A FORMER soldier and actor who was paralysed after a fall in Spain was found to have very serious pressure sores when he was brought home to Wrexham.

But at the close of an inquest at Denbighshire County Hall in Ruthin, John Gittins, coroner for North Wales East and Central, said that as Mark Pritchard had had some mobility after the fall, there was insufficient evidence to record a conclusion of accidental death.

He recorded an open conclusion on the 58-year-old, of Bryn Tirion Bach, Coedpoeth, who died at the Maelor Hospital on March 14.

The coroner read a statement from Mr Pritchard’s partner Anne-Marie Kingsnorth, in which she described how she first him while they were working at Theatr Clwyd in Mold.

About seven years ago they moved to live near Malaga in Spain and on April 27 last year a friend called here to say that Mark had fallen in the street.

He was taken to a local health centre where he received stitches in a head wound.

After his discharge Ms Kingsnorth noticed he was bleeding from his ear, and a scan revealed two skull fractures.

Mr Pritchard spent three weeks in hospital in Malaga and was discharged on May 18, but the following month complained of pain in his ribs and of his legs “giving way”.

He was subsequently found to have fractured vertebrae which were compressing his spinal cord.

After further surgery in July doctors in Malaga said it was unlikely that he would ever walk again. He used a wheelchair and underwent intensive physiotherapy, but because he needed more specialised therapy he returned to the UK.

Ms Kingsnorth said that Mr Pritchard started receiving “proper care” when he was admitted to the Maelor Hospital in August, though a blood infection which he had had earlier returned.
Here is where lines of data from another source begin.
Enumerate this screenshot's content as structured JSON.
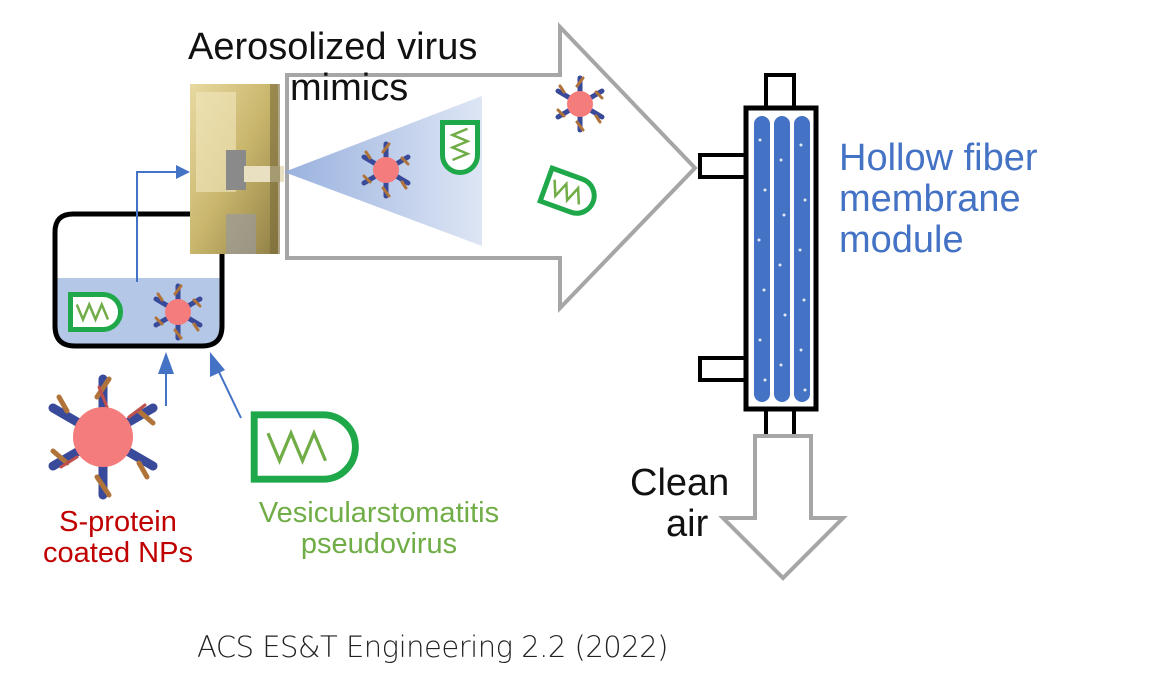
{
  "labels": {
    "aerosolized_line1": "Aerosolized virus",
    "aerosolized_line2": "mimics",
    "hollow_line1": "Hollow fiber",
    "hollow_line2": "membrane",
    "hollow_line3": "module",
    "clean_line1": "Clean",
    "clean_line2": "air",
    "sprotein_line1": "S-protein",
    "sprotein_line2": "coated NPs",
    "vsv_line1": "Vesicularstomatitis",
    "vsv_line2": "pseudovirus",
    "citation": "ACS ES&T Engineering 2.2 (2022)"
  },
  "colors": {
    "pseudovirus_green": "#1fa84a",
    "wave_green": "#70ad47",
    "nanoparticle_pink": "#f47c7c",
    "membrane_blue": "#4472c4",
    "arrow_gray": "#a6a6a6",
    "liquid_blue": "#b4c7e7"
  },
  "icons": [
    "nebulizer-device",
    "nanoparticle-icon",
    "pseudovirus-icon",
    "hollow-fiber-module",
    "flow-arrow"
  ]
}
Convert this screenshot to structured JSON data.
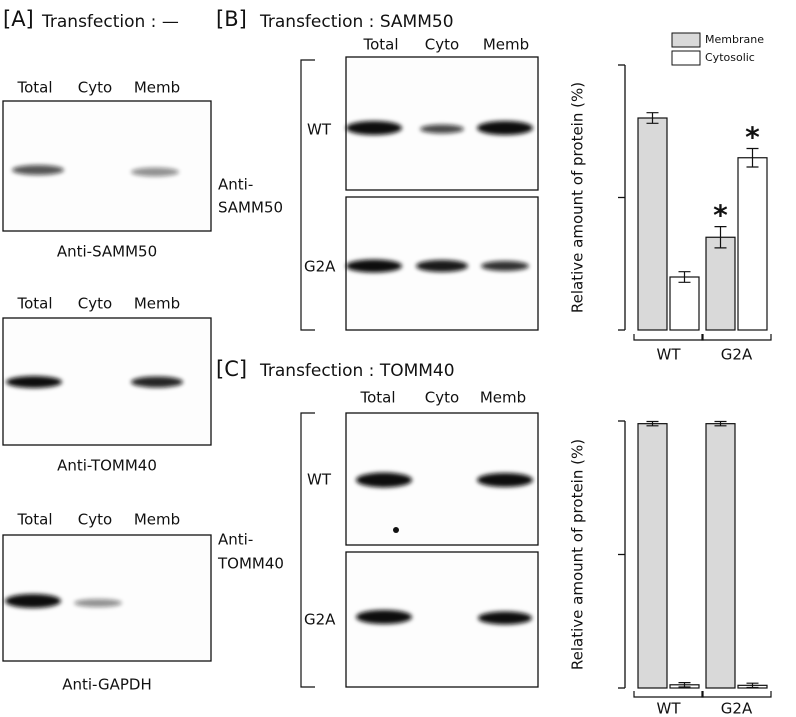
{
  "panel_a": {
    "label": "[A]",
    "title": "Transfection : —",
    "blots": [
      {
        "lanes": [
          "Total",
          "Cyto",
          "Memb"
        ],
        "antibody": "Anti-SAMM50"
      },
      {
        "lanes": [
          "Total",
          "Cyto",
          "Memb"
        ],
        "antibody": "Anti-TOMM40"
      },
      {
        "lanes": [
          "Total",
          "Cyto",
          "Memb"
        ],
        "antibody": "Anti-GAPDH"
      }
    ]
  },
  "panel_b": {
    "label": "[B]",
    "title": "Transfection : SAMM50",
    "lanes": [
      "Total",
      "Cyto",
      "Memb"
    ],
    "rows": [
      "WT",
      "G2A"
    ],
    "antibody": [
      "Anti-",
      "SAMM50"
    ]
  },
  "panel_c": {
    "label": "[C]",
    "title": "Transfection : TOMM40",
    "lanes": [
      "Total",
      "Cyto",
      "Memb"
    ],
    "rows": [
      "WT",
      "G2A"
    ],
    "antibody": [
      "Anti-",
      "TOMM40"
    ]
  },
  "chart_data": [
    {
      "type": "bar",
      "y_label": "Relative amount of protein (%)",
      "categories": [
        "WT",
        "G2A"
      ],
      "series": [
        {
          "name": "Membrane",
          "color": "#d9d9d9",
          "values": [
            80,
            35
          ],
          "errors": [
            2,
            4
          ],
          "marks": [
            null,
            "*"
          ]
        },
        {
          "name": "Cytosolic",
          "color": "#ffffff",
          "values": [
            20,
            65
          ],
          "errors": [
            2,
            3.5
          ],
          "marks": [
            null,
            "*"
          ]
        }
      ],
      "ylim": [
        0,
        100
      ],
      "yticks": [
        0,
        50,
        100
      ]
    },
    {
      "type": "bar",
      "y_label": "Relative amount of protein (%)",
      "categories": [
        "WT",
        "G2A"
      ],
      "series": [
        {
          "color": "#d9d9d9",
          "values": [
            99,
            99
          ],
          "errors": [
            0.8,
            0.8
          ]
        },
        {
          "color": "#ffffff",
          "values": [
            1.2,
            1
          ],
          "errors": [
            0.8,
            0.8
          ]
        }
      ],
      "ylim": [
        0,
        100
      ],
      "yticks": [
        0,
        50,
        100
      ]
    }
  ]
}
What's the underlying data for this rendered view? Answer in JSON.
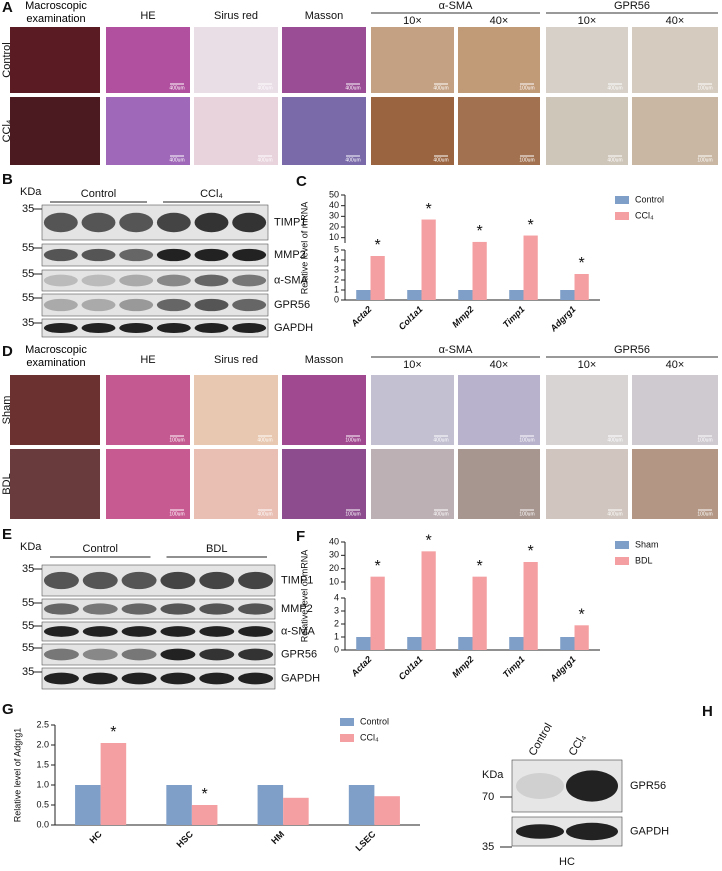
{
  "panel_a": {
    "label": "A",
    "macro": "Macroscopic examination",
    "he": "HE",
    "sirus": "Sirus red",
    "masson": "Masson",
    "asma": "α-SMA",
    "gpr56": "GPR56",
    "mag": [
      "10×",
      "40×",
      "10×",
      "40×"
    ],
    "rows": [
      "Control",
      "CCl₄"
    ],
    "scale_bars": [
      "400um",
      "400um",
      "400um",
      "400um",
      "100um",
      "400um",
      "100um"
    ]
  },
  "panel_b": {
    "label": "B",
    "kda": "KDa",
    "markers": [
      "35",
      "55",
      "55",
      "55",
      "35"
    ],
    "groups": [
      "Control",
      "CCl₄"
    ],
    "bands": [
      "TIMP1",
      "MMP2",
      "α-SMA",
      "GPR56",
      "GAPDH"
    ]
  },
  "panel_d": {
    "label": "D",
    "macro": "Macroscopic examination",
    "he": "HE",
    "sirus": "Sirus red",
    "masson": "Masson",
    "asma": "α-SMA",
    "gpr56": "GPR56",
    "mag": [
      "10×",
      "40×",
      "10×",
      "40×"
    ],
    "rows": [
      "Sham",
      "BDL"
    ],
    "scale_bars": [
      "100um",
      "400um",
      "100um",
      "400um",
      "100um",
      "400um",
      "100um"
    ]
  },
  "panel_e": {
    "label": "E",
    "kda": "KDa",
    "markers": [
      "35",
      "55",
      "55",
      "55",
      "35"
    ],
    "groups": [
      "Control",
      "BDL"
    ],
    "bands": [
      "TIMP1",
      "MMP2",
      "α-SMA",
      "GPR56",
      "GAPDH"
    ]
  },
  "panel_h": {
    "label": "H",
    "kda": "KDa",
    "markers": [
      "70",
      "35"
    ],
    "lanes": [
      "Control",
      "CCl₄"
    ],
    "bands": [
      "GPR56",
      "GAPDH"
    ],
    "cell": "HC"
  },
  "chart_data": [
    {
      "type": "bar",
      "label": "C",
      "ylabel": "Relative  level of mRNA",
      "categories": [
        "Acta2",
        "Col1a1",
        "Mmp2",
        "Timp1",
        "Adgrg1"
      ],
      "series": [
        {
          "name": "Control",
          "color": "#7f9fc8",
          "values": [
            1,
            1,
            1,
            1,
            1
          ]
        },
        {
          "name": "CCl₄",
          "color": "#f4a0a2",
          "values": [
            4.4,
            27,
            6,
            12,
            2.6
          ]
        }
      ],
      "ylim_lower": [
        0,
        5
      ],
      "yticks_lower": [
        0,
        1,
        2,
        3,
        4,
        5
      ],
      "ylim_upper": [
        5,
        50
      ],
      "yticks_upper": [
        10,
        20,
        30,
        40,
        50
      ],
      "annotations": [
        {
          "text": "*",
          "series": 1,
          "index": 0
        },
        {
          "text": "*",
          "series": 1,
          "index": 1
        },
        {
          "text": "*",
          "series": 1,
          "index": 2
        },
        {
          "text": "*",
          "series": 1,
          "index": 3
        },
        {
          "text": "*",
          "series": 1,
          "index": 4
        }
      ]
    },
    {
      "type": "bar",
      "label": "F",
      "ylabel": "Relative  level of mRNA",
      "categories": [
        "Acta2",
        "Col1a1",
        "Mmp2",
        "Timp1",
        "Adgrg1"
      ],
      "series": [
        {
          "name": "Sham",
          "color": "#7f9fc8",
          "values": [
            1,
            1,
            1,
            1,
            1
          ]
        },
        {
          "name": "BDL",
          "color": "#f4a0a2",
          "values": [
            14,
            33,
            14,
            25,
            1.9
          ]
        }
      ],
      "ylim_lower": [
        0,
        4
      ],
      "yticks_lower": [
        0,
        1,
        2,
        3,
        4
      ],
      "ylim_upper": [
        4,
        40
      ],
      "yticks_upper": [
        10,
        20,
        30,
        40
      ],
      "annotations": [
        {
          "text": "*",
          "series": 1,
          "index": 0
        },
        {
          "text": "*",
          "series": 1,
          "index": 1
        },
        {
          "text": "*",
          "series": 1,
          "index": 2
        },
        {
          "text": "*",
          "series": 1,
          "index": 3
        },
        {
          "text": "*",
          "series": 1,
          "index": 4
        }
      ]
    },
    {
      "type": "bar",
      "label": "G",
      "ylabel": "Relative level of Adgrg1",
      "categories": [
        "HC",
        "HSC",
        "HM",
        "LSEC"
      ],
      "series": [
        {
          "name": "Control",
          "color": "#7f9fc8",
          "values": [
            1,
            1,
            1,
            1
          ]
        },
        {
          "name": "CCl₄",
          "color": "#f4a0a2",
          "values": [
            2.05,
            0.5,
            0.68,
            0.72
          ]
        }
      ],
      "ylim": [
        0,
        2.5
      ],
      "yticks": [
        {
          "value": 0,
          "label": "0.0"
        },
        0.5,
        {
          "value": 1,
          "label": "1.0"
        },
        1.5,
        {
          "value": 2,
          "label": "2.0"
        },
        2.5
      ],
      "annotations": [
        {
          "text": "*",
          "series": 1,
          "index": 0
        },
        {
          "text": "*",
          "series": 1,
          "index": 1
        }
      ]
    }
  ]
}
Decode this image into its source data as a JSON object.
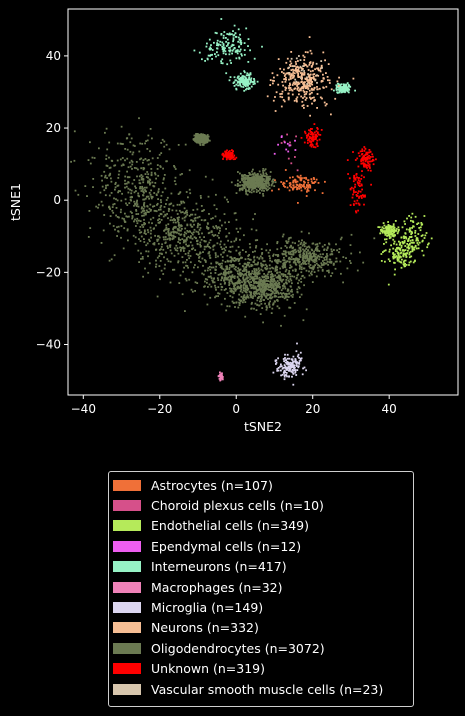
{
  "chart_data": {
    "type": "scatter",
    "xlabel": "tSNE2",
    "ylabel": "tSNE1",
    "xlim": [
      -44,
      58
    ],
    "ylim": [
      -54,
      53
    ],
    "xticks": [
      -40,
      -20,
      0,
      20,
      40
    ],
    "yticks": [
      -40,
      -20,
      0,
      20,
      40
    ],
    "tick_labels_x": [
      "−40",
      "−20",
      "0",
      "20",
      "40"
    ],
    "tick_labels_y": [
      "−40",
      "−20",
      "0",
      "20",
      "40"
    ],
    "grid": false,
    "legend_position": "below",
    "series": [
      {
        "name": "Astrocytes (n=107)",
        "color": "#f07038",
        "n": 107,
        "clusters": [
          {
            "x": 17,
            "y": 4.5,
            "sx": 2.5,
            "sy": 1.3
          }
        ]
      },
      {
        "name": "Choroid plexus cells (n=10)",
        "color": "#d6508a",
        "n": 10,
        "clusters": [
          {
            "x": 13.5,
            "y": 15,
            "sx": 1.8,
            "sy": 3.5
          }
        ]
      },
      {
        "name": "Endothelial cells (n=349)",
        "color": "#b5ea5a",
        "n": 349,
        "clusters": [
          {
            "x": 46,
            "y": -10.5,
            "sx": 2.2,
            "sy": 2.8
          },
          {
            "x": 43,
            "y": -15,
            "sx": 2.0,
            "sy": 2.0
          },
          {
            "x": 40,
            "y": -8.5,
            "sx": 1.0,
            "sy": 1.0
          }
        ]
      },
      {
        "name": "Ependymal cells (n=12)",
        "color": "#ee5ef0",
        "n": 12,
        "clusters": [
          {
            "x": 13,
            "y": 15.5,
            "sx": 1.6,
            "sy": 2.0
          }
        ]
      },
      {
        "name": "Interneurons (n=417)",
        "color": "#96f2c5",
        "n": 417,
        "clusters": [
          {
            "x": -2,
            "y": 43,
            "sx": 3.0,
            "sy": 2.4
          },
          {
            "x": 2,
            "y": 33,
            "sx": 1.2,
            "sy": 1.0
          },
          {
            "x": 28,
            "y": 31,
            "sx": 1.0,
            "sy": 0.6
          }
        ]
      },
      {
        "name": "Macrophages (n=32)",
        "color": "#ef82b8",
        "n": 32,
        "clusters": [
          {
            "x": -4,
            "y": -49,
            "sx": 0.4,
            "sy": 0.6
          }
        ]
      },
      {
        "name": "Microglia (n=149)",
        "color": "#dcd6f0",
        "n": 149,
        "clusters": [
          {
            "x": 14,
            "y": -46,
            "sx": 1.6,
            "sy": 1.6
          }
        ]
      },
      {
        "name": "Neurons (n=332)",
        "color": "#f6be94",
        "n": 332,
        "clusters": [
          {
            "x": 17.5,
            "y": 33,
            "sx": 3.5,
            "sy": 3.2
          }
        ]
      },
      {
        "name": "Oligodendrocytes (n=3072)",
        "color": "#6b7a52",
        "n": 3072,
        "clusters": [
          {
            "x": -26,
            "y": 3,
            "sx": 6.5,
            "sy": 7.5
          },
          {
            "x": -13,
            "y": -10,
            "sx": 7.0,
            "sy": 5.0
          },
          {
            "x": 1,
            "y": -21,
            "sx": 5.0,
            "sy": 3.5
          },
          {
            "x": 8,
            "y": -24,
            "sx": 4.0,
            "sy": 3.0
          },
          {
            "x": 18,
            "y": -16,
            "sx": 5.0,
            "sy": 2.5
          },
          {
            "x": 5,
            "y": 5,
            "sx": 2.0,
            "sy": 1.3
          },
          {
            "x": -9,
            "y": 17,
            "sx": 0.8,
            "sy": 0.6
          }
        ]
      },
      {
        "name": "Unknown (n=319)",
        "color": "#ff0000",
        "n": 319,
        "clusters": [
          {
            "x": 20,
            "y": 17.5,
            "sx": 1.0,
            "sy": 1.3
          },
          {
            "x": 32,
            "y": 4,
            "sx": 1.3,
            "sy": 3.5
          },
          {
            "x": 34,
            "y": 11.5,
            "sx": 1.0,
            "sy": 1.5
          },
          {
            "x": -2,
            "y": 12.5,
            "sx": 0.8,
            "sy": 0.6
          }
        ]
      },
      {
        "name": "Vascular smooth muscle cells (n=23)",
        "color": "#d7c6ad",
        "n": 23,
        "clusters": [
          {
            "x": 18,
            "y": 36,
            "sx": 3.0,
            "sy": 2.5
          }
        ]
      }
    ]
  }
}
His mental and physical condition declined and Ms Kingsnorth said that when she returned to the UK in March he “looked like an old man”.

“I was shocked at the way he looked,” she said.

The coroner read several statements from staff at the Maelor Hospital staff which referred to “very significant pressure sores” on Mr Pritchard on his repatriation from Spain.

No post-mortem examination was carried out and Mr Gittins said he accepted the cause of death as being chronic inflammation due to pressure sores whilst in Spain.

Recording an open conclusion, he said that as Mr Pritchard had had a degree of mobility after the fall in April 2019, it was difficult to state categorically that his death had resulted from it, but it could also not be classed as a natural disease process.